C'est possible

                                                   

La vie se faufile discrètement croyant que j’ignorais sa présence. Pourtant, depuis toi, je ne l’ai jamais sentie aussi présente et je ne l’ai jamais trouvé aussi belle. Comment peut-on passé à côté de tant d’éclat? Le bonheur magasine les cœurs et, dans ses emplettes, il a choisi d’acheter le mien! Quelle chance que j’ai d’être restée sur les tablettes au moment de ses achats!

 

Voilà que je me retrouve dans cet état d’esprit que je n’ai jamais connu dans le passé... ou si faiblement! Je me nourris dorénavant de la cocaïne de l’amour et elle m’emporte dans un ``trip``inimaginable. Je voyage délibérément vers cette justice qui m’a enfin tendu les bras par TOI ....Toi que j’aime tant! Que puis-je croire de plus merveilleux? Le scintillement des étoiles illumine cette joie qui s’était éteinte à regret. L’amour gonfle mon cœur et le remplit  de l’abondance du désir. Bien que ma solitude ait coulé sous les flots d’un océan de chagrin, je ne ressens aucune culpabilité... ni remords. Comment se peut-il que tant de beauté se soit tue pendant tant de temps?  L’éblouissement qui jaillit de mes contemplations est tout simplement immaculé. Je suis figée sur le seuil d’une porte  de tendresses me laissant emporter par l’amour et ses compensations. Est-ce ça le bonheur?

 

L’aube accompagne le matin, l’épine protège la rose, la feuille complète l’arbre et l’arôme rehausse le bouquet. Si tout se doit de ne faire qu’un ici-bas’ pourquoi la solitude existe-elle? Pourquoi le mal doit-il être l’apprentissage du bien? Tout est si beau quand on aime... pourquoi la haine a-t-elle une place? Depuis toi je ne vois plus les chose avec les même yeux. Je ne contemple plus le paysage avec le même regard. Je ne cohabite plus avec la solitude... elle m’ennuie... Je m’éloigne de tout ce qui trahit  le confort émotionnel et qui pourrait l’abîmer. Maintenant qu’il partage me vie il restera le nourrisson de ses élans.

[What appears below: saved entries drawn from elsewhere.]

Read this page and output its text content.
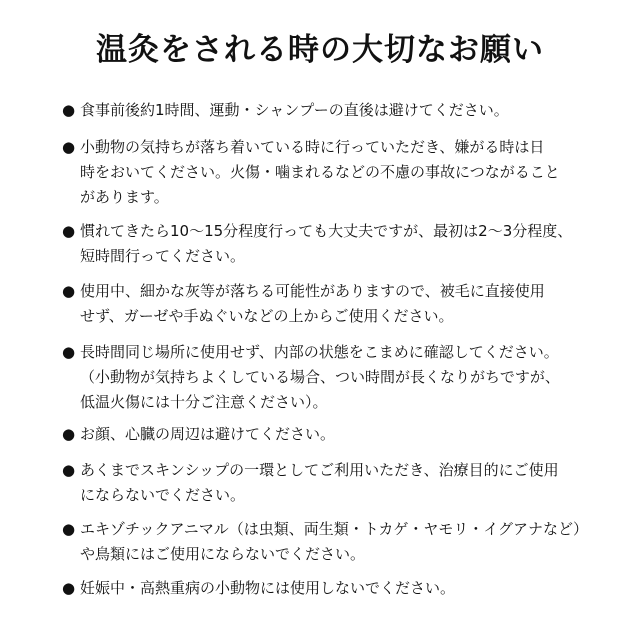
温灸をされる時の大切なお願い
● 食事前後約1時間、運動・シャンプーの直後は避けてください。
● 小動物の気持ちが落ち着いている時に行っていただき、嫌がる時は日
時をおいてください。火傷・噛まれるなどの不慮の事故につながること
があります。
● 慣れてきたら10～15分程度行っても大丈夫ですが、最初は2～3分程度、
短時間行ってください。
● 使用中、細かな灰等が落ちる可能性がありますので、被毛に直接使用
せず、ガーゼや手ぬぐいなどの上からご使用ください。
● 長時間同じ場所に使用せず、内部の状態をこまめに確認してください。
（小動物が気持ちよくしている場合、つい時間が長くなりがちですが、
低温火傷には十分ご注意ください）。
● お顔、心臓の周辺は避けてください。
● あくまでスキンシップの一環としてご利用いただき、治療目的にご使用
にならないでください。
● エキゾチックアニマル（は虫類、両生類・トカゲ・ヤモリ・イグアナなど）
や鳥類にはご使用にならないでください。
● 妊娠中・高熱重病の小動物には使用しないでください。
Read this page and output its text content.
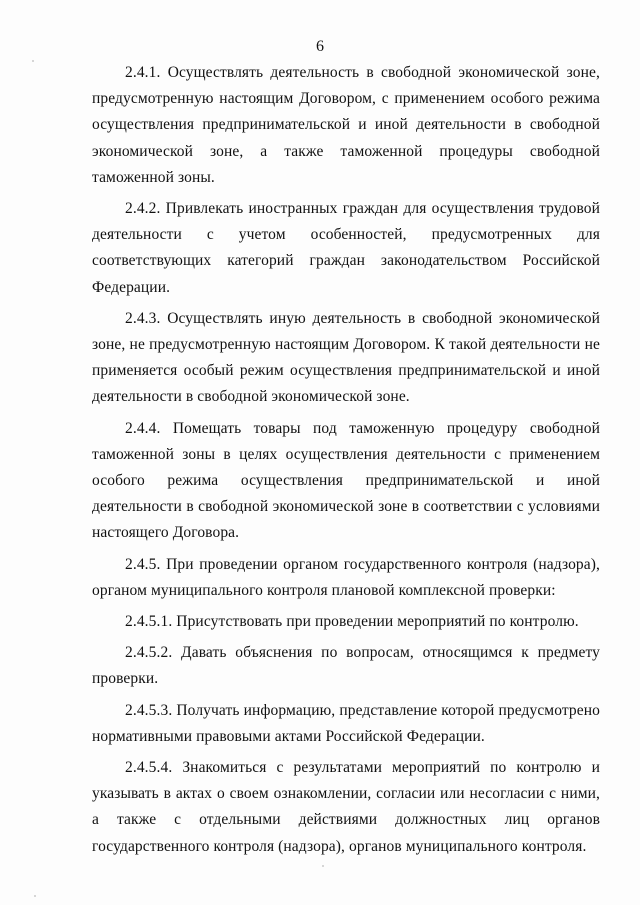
6

2.4.1. Осуществлять деятельность в свободной экономической зоне, предусмотренную настоящим Договором, с применением особого режима осуществления предпринимательской и иной деятельности в свободной экономической зоне, а также таможенной процедуры свободной таможенной зоны.

2.4.2. Привлекать иностранных граждан для осуществления трудовой деятельности с учетом особенностей, предусмотренных для соответствующих категорий граждан законодательством Российской Федерации.

2.4.3. Осуществлять иную деятельность в свободной экономической зоне, не предусмотренную настоящим Договором. К такой деятельности не применяется особый режим осуществления предпринимательской и иной деятельности в свободной экономической зоне.

2.4.4. Помещать товары под таможенную процедуру свободной таможенной зоны в целях осуществления деятельности с применением особого режима осуществления предпринимательской и иной деятельности в свободной экономической зоне в соответствии с условиями настоящего Договора.

2.4.5. При проведении органом государственного контроля (надзора), органом муниципального контроля плановой комплексной проверки:

2.4.5.1. Присутствовать при проведении мероприятий по контролю.

2.4.5.2. Давать объяснения по вопросам, относящимся к предмету проверки.

2.4.5.3. Получать информацию, представление которой предусмотрено нормативными правовыми актами Российской Федерации.

2.4.5.4. Знакомиться с результатами мероприятий по контролю и указывать в актах о своем ознакомлении, согласии или несогласии с ними, а также с отдельными действиями должностных лиц органов государственного контроля (надзора), органов муниципального контроля.
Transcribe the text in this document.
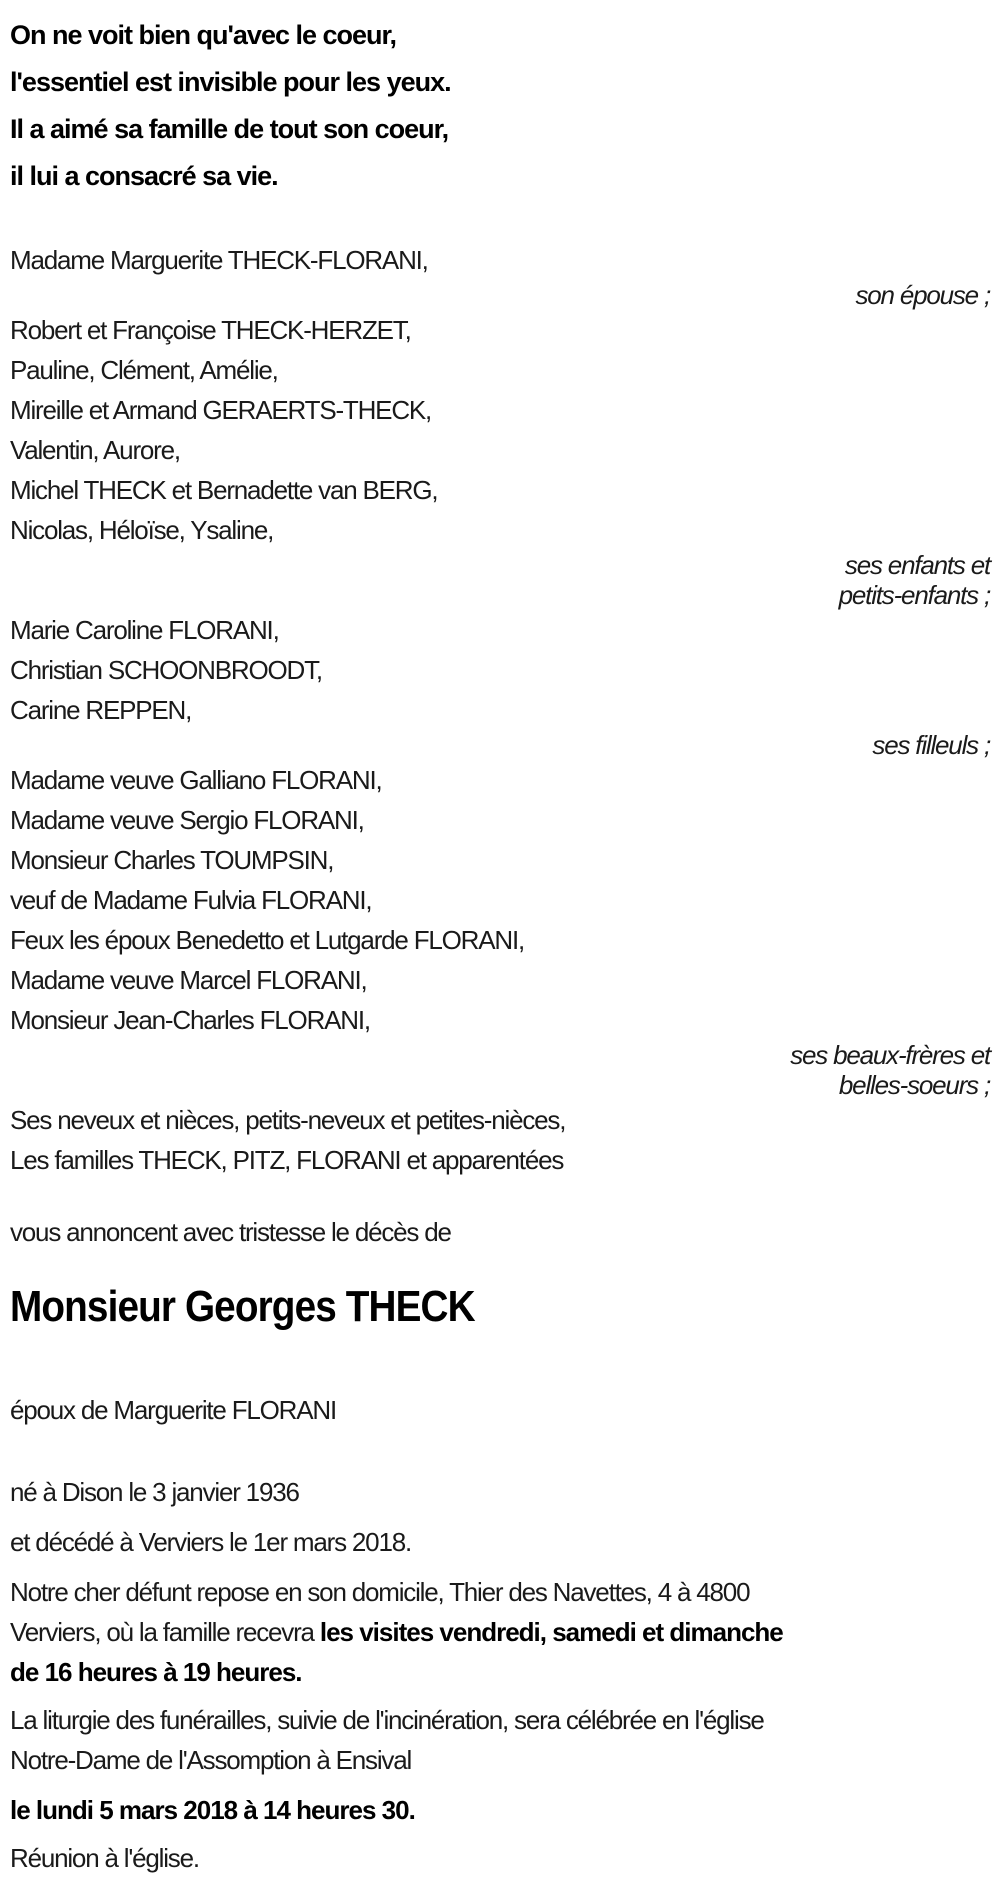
On ne voit bien qu'avec le coeur,
l'essentiel est invisible pour les yeux.
Il a aimé sa famille de tout son coeur,
il lui a consacré sa vie.
Madame Marguerite THECK-FLORANI,
son épouse ;
Robert et Françoise THECK-HERZET,
Pauline, Clément, Amélie,
Mireille et Armand GERAERTS-THECK,
Valentin, Aurore,
Michel THECK et Bernadette van BERG,
Nicolas, Héloïse, Ysaline,
ses enfants et
petits-enfants ;
Marie Caroline FLORANI,
Christian SCHOONBROODT,
Carine REPPEN,
ses filleuls ;
Madame veuve Galliano FLORANI,
Madame veuve Sergio FLORANI,
Monsieur Charles TOUMPSIN,
veuf de Madame Fulvia FLORANI,
Feux les époux Benedetto et Lutgarde FLORANI,
Madame veuve Marcel FLORANI,
Monsieur Jean-Charles FLORANI,
ses beaux-frères et
belles-soeurs ;
Ses neveux et nièces, petits-neveux et petites-nièces,
Les familles THECK, PITZ, FLORANI et apparentées
vous annoncent avec tristesse le décès de
Monsieur Georges THECK
époux de Marguerite FLORANI
né à Dison le 3 janvier 1936
et décédé à Verviers le 1er mars 2018.
Notre cher défunt repose en son domicile, Thier des Navettes, 4 à 4800
Verviers, où la famille recevra les visites vendredi, samedi et dimanche
de 16 heures à 19 heures.
La liturgie des funérailles, suivie de l'incinération, sera célébrée en l'église
Notre-Dame de l'Assomption à Ensival
le lundi 5 mars 2018 à 14 heures 30.
Réunion à l'église.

C’est dans les entrailles de mon cœur que mon nouveau bonheur s’est logé. Il est à moi et la cuirasse de mon myocarde est intouchable. Rien ne pourra le détruire comme par le passé. Ni la jalousie, ni la possession ni l’abus des autres n’auront emprise sur lui... que moi!

 

Quand la misère s’acharne à désoler les gens, l’abandon profite de cette faiblesse pour briser leur vie. Mais si l’on revête l’armure de la persévérance, cette faille n’aura aucune emprise sur notre courage. Le combat deviendra la raison de notre succès et la fierté couronnera victorieusement notre réussite. Il faut se battre contre les intempéries et ne jamais leur laisser croire que nous sommes vaincus. C’est par nos victoires que se définira le bonheur... et c’est possible.